This is a 1921 novel by Frenchman Andre Gide.
It is a minor piece, both in significance and in size. It belongs to that school of French literature that has the narrator be both the protagonist and his own anal retentive existentialist psychiatrist. Marcel Proust is a common example; Albert Camus, whose book The Stranger this closely resembles, is another. 1921, incidentally, is about the time when this movement was at its peak.
The book is very play-like in structure: the settings, in order of appearance, are North Africa, Greece, Paris, and rural France. Each part can be viewed as another act, another stage in the main character's fall.

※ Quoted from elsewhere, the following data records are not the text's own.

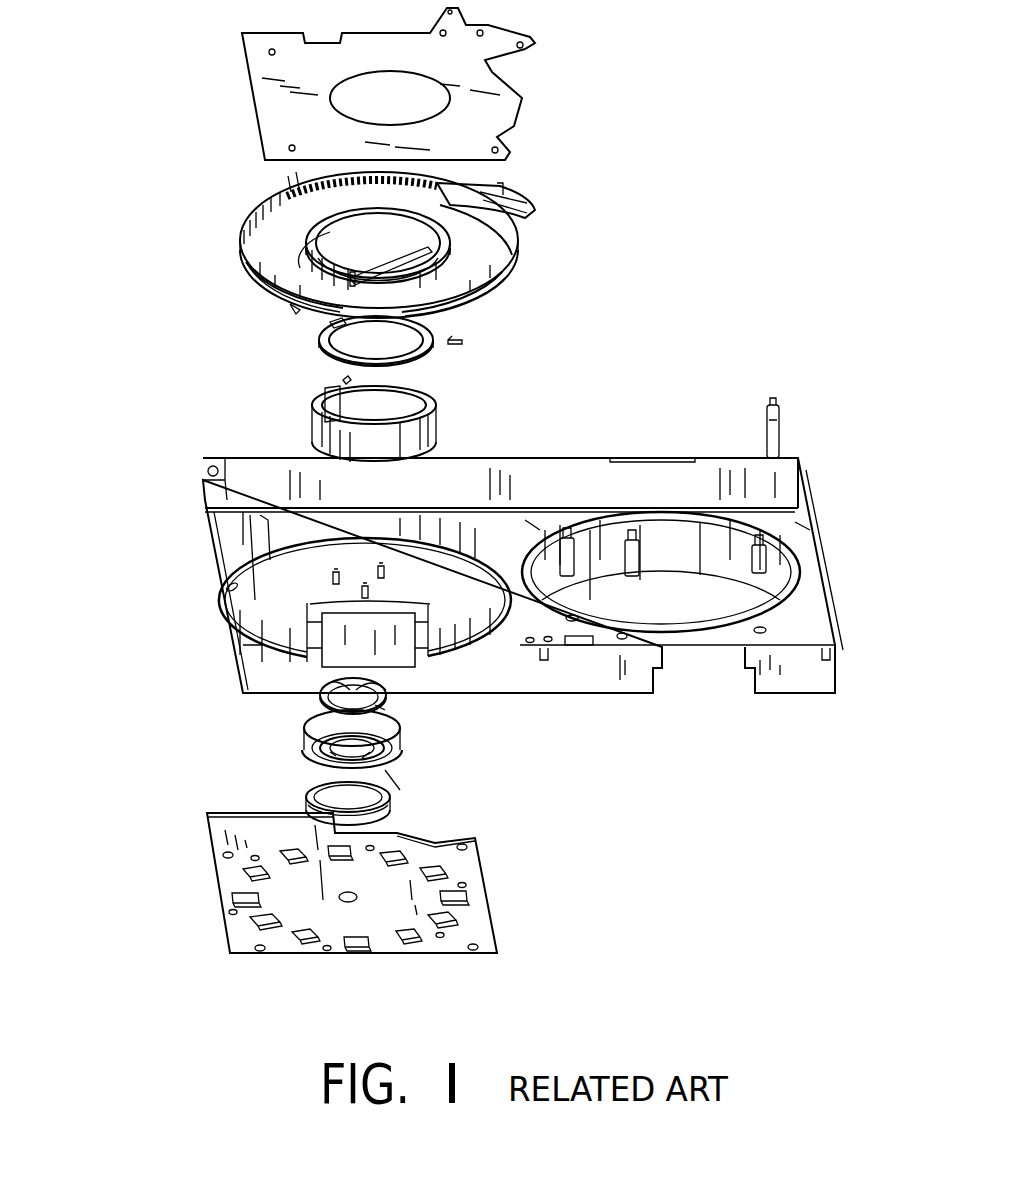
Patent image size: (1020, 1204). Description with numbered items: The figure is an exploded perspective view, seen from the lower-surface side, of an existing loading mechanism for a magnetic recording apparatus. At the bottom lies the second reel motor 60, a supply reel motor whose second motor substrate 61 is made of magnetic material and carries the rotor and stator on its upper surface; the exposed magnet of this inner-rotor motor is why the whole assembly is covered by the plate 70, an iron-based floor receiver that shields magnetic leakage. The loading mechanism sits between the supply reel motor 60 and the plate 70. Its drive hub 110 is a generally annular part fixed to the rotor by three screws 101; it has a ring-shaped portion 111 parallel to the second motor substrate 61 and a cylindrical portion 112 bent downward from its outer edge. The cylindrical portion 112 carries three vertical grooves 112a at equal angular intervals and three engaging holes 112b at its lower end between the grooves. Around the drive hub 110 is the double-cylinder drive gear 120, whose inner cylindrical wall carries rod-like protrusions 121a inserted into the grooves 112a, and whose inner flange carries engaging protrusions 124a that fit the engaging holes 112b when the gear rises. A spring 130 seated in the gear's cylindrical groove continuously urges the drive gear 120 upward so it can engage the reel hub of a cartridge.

The plate 70 is at (262, 130).
The screw 101 is at (330, 578).
The cylindrical portion 112 is at (436, 723).
The groove 112a is at (330, 690).
The engaging hole 112b is at (338, 703).
The drive hub 110 is at (395, 722).
The ring-shaped portion 111 is at (390, 735).
The drive gear 120 is at (377, 769).
The rod-like protrusion 121a is at (308, 770).
The engaging protrusion 124a is at (419, 794).
The spring 130 is at (306, 800).
The second reel motor 60 is at (341, 924).
The second motor substrate 61 is at (237, 930).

His name is Michel; he is a fairly young man who has already made a big name for himself in the historical sciences. He's had no time for other pursuits. He is just married to a young woman he barely knows, but already likes--Marceline. They are on a honeymoon in North Africa, and Michel falls violently (or at least hypochondriacally) ill.
Michel is, of course, the immoralist. What makes him so is his tendency to seek out the bad and the evil in people and nurture it, observe it. He enjoys watching people commit crimes, even (perhaps especially) against himself. He is an immoralist because those that he does this to are usually simple folk--a beggar boy, a young farmhand. His Parisian sophistication makes him into a sort of vampiric Humbert Humbert. However, Gide does a good job of not slipping into Rousseau's trap--assuming that the uncivilized are automatically good. Michel merely encourages them; they do it themselves readily enough.
I would recommend this book to read in the early AM. It put much in perspective for me; though the relentless self-examination is a nuisance, this is a good novel. Not a classic; merely a good example of its class.